© 2024 Arizent. All rights reserved.

NHHELCO Securitizing Seasoned Private Student Loans

The New Hampshire Higher Education Loan Corp. (NHHELCO) is readying $141.3 million of securities backed by a pool of older private student loans that have experienced high default rates, according to Moody’s Investors Service.

Proceeds will be used to refinance securities issued via two transactions in 2011.

NHHELCO will be the master servicer, Granite State Management & Resources is the subservicer, and Nelnet Servicing is the back-up servicer.

RBC Capital Markets is the initial purchaser.

EDvestinU Private Education Loan Issue No. 1 will issue three tranches of variable rate notes with preliminary ratings from Moody’s: $118.5 million of ‘Aa2’ rated class A notes with a final maturity of November 2035; $14.3 million of ‘A3’ rated class B notes due in April 2037; and $8.5 million of ‘Baa2’ rated class C notes due December 2038.

As of Oct. 31, approximately 81% of the loans in the loan pool are in repayment and these borrowers have made 69 payments on a weighted-average basis. NHHELCO originated most of these loans via its TREE (26% of collateral) and LEAF (62%) programs, which have weaker underwriting than its EDvestinU program (12%). For example, the TREE program did not have a minimum FICO score for borrowers. And neither the TREE nor the LEAF Programs had minimum income requirements.

The weighted average borrower interest rate is 4.17%, the weighted average outstanding balance is $13,282, and the weighted average recent FICO score is 739.

Loans originated under both programs have experienced between approximately 10% and 18% gross defaults within the first five years of repayment. According to Moody’s, the early defaults outweigh the impact of amortization.

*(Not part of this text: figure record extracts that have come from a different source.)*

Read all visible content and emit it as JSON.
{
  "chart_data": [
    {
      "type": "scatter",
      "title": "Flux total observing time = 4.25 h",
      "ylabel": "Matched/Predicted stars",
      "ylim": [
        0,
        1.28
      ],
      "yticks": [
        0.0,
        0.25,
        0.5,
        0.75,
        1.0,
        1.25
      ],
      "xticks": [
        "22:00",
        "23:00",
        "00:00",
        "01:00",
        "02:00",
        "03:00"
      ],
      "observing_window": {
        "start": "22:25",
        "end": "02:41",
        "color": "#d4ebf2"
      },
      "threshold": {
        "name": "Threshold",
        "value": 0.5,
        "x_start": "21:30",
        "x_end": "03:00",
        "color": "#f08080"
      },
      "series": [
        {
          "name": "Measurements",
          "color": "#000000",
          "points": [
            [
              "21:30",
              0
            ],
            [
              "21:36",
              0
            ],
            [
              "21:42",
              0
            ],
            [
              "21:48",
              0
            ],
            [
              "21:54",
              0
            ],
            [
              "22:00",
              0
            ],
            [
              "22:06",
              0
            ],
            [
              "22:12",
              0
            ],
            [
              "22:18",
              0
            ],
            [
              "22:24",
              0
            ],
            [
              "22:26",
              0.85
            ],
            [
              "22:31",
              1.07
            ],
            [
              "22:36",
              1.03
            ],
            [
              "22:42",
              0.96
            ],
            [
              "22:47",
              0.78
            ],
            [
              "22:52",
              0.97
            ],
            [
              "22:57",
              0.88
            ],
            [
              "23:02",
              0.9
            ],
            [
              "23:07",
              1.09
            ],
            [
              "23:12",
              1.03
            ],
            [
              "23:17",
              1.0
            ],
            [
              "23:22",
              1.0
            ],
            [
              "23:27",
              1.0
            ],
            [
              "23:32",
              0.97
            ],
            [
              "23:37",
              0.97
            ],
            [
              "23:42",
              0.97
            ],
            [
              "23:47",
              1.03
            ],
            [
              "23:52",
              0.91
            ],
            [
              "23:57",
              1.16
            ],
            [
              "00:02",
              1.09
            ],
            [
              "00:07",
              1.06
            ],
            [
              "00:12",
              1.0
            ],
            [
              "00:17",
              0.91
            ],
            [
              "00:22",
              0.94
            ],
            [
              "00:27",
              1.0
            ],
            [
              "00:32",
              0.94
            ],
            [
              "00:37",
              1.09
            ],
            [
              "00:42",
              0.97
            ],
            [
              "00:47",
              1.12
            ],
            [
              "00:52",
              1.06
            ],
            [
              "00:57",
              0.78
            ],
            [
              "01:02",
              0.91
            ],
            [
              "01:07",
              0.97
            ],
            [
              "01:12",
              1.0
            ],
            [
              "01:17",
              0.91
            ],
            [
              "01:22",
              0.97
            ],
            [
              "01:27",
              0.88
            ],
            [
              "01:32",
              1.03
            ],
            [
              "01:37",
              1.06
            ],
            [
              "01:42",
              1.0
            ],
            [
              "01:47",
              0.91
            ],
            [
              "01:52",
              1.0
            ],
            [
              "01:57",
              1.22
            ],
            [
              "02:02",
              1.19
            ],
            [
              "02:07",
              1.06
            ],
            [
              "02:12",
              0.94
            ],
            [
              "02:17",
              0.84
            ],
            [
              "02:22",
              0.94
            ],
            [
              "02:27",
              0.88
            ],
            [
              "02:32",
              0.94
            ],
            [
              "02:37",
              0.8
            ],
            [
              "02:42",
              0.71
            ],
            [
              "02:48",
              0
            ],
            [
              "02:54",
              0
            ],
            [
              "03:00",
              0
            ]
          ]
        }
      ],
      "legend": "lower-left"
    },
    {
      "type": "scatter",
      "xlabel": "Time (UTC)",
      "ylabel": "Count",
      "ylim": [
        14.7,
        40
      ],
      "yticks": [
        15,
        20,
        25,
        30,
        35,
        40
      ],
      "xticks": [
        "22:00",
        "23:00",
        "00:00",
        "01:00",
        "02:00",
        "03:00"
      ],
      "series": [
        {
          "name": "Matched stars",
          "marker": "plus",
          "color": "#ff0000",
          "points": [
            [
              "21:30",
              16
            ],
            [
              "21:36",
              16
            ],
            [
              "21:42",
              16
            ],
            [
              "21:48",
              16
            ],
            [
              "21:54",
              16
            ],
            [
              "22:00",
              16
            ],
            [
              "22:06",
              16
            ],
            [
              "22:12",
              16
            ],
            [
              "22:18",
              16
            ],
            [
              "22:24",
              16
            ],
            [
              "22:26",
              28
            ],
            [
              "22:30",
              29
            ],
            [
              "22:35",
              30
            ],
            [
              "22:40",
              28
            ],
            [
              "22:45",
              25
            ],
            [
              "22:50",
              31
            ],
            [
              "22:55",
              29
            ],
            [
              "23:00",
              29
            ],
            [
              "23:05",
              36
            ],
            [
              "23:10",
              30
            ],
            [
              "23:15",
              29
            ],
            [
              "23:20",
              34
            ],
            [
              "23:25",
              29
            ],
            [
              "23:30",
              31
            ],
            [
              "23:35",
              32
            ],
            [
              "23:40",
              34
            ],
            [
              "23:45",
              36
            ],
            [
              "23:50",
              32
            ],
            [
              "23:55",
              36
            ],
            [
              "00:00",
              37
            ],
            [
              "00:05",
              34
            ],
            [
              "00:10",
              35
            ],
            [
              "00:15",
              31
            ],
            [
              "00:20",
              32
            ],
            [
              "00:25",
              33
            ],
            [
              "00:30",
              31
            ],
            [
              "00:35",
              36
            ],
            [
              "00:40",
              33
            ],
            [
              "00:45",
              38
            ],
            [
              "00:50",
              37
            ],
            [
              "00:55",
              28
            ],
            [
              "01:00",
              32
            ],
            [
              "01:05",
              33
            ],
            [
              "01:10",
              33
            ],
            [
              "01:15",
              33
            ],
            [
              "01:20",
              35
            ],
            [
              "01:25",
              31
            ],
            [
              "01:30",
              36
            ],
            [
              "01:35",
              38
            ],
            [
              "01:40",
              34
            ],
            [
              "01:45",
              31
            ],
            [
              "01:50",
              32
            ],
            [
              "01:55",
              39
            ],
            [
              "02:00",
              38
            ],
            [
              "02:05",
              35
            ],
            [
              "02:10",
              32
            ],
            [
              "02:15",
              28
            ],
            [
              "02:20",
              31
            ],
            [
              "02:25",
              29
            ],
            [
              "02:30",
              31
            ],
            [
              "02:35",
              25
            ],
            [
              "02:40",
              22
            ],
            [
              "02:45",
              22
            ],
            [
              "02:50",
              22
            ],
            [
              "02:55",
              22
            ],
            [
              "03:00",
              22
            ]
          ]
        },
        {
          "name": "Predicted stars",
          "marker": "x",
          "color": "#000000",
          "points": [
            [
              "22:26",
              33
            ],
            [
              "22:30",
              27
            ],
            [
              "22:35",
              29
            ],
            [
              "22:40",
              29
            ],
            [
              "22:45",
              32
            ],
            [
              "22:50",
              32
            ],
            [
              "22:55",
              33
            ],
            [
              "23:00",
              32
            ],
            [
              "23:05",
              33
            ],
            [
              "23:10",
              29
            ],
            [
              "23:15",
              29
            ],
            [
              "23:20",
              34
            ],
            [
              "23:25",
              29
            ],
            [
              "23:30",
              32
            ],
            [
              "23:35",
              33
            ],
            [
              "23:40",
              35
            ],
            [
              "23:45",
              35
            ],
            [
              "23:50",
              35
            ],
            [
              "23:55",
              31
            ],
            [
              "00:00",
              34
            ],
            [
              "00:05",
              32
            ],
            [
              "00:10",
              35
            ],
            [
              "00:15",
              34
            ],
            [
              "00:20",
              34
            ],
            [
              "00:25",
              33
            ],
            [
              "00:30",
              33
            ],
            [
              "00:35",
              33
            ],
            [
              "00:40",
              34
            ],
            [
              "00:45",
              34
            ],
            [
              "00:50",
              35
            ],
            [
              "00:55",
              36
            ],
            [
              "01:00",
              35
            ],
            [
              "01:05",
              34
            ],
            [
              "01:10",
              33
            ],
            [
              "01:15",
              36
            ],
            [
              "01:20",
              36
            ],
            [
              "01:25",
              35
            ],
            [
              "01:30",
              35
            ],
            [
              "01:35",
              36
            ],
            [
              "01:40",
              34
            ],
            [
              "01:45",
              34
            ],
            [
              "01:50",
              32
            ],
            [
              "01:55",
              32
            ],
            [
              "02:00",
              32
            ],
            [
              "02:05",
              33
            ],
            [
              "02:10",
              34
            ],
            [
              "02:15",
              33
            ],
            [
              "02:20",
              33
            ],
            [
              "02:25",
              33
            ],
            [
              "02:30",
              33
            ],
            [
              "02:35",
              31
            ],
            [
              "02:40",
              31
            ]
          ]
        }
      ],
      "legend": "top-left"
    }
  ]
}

The EDvestinU program has stronger underwriting criteria, including a minimum FICO score of 750 for loans that are not co-signed, and a minimum adjusted gross income requirement. However it was only launched as a pilot program in 2013 and launched as a formal program in July 2015, so there is little performance history.

To help offset these risks, the new transaction offers several credit enhancements. The senior class A notes have initial credit enhancement of 29.7%, And the deal has a full-turbo structure, which allocates principal to the senior class outstanding until it is paid in full. Class B notes and Class C notes will not receive principal until Class A notes are paid in full. Class C notes will not receive principal until Class B notes are paid in full. Excess funds will only be released at the bottom of the waterfall after the principal balance of the notes is paid in full.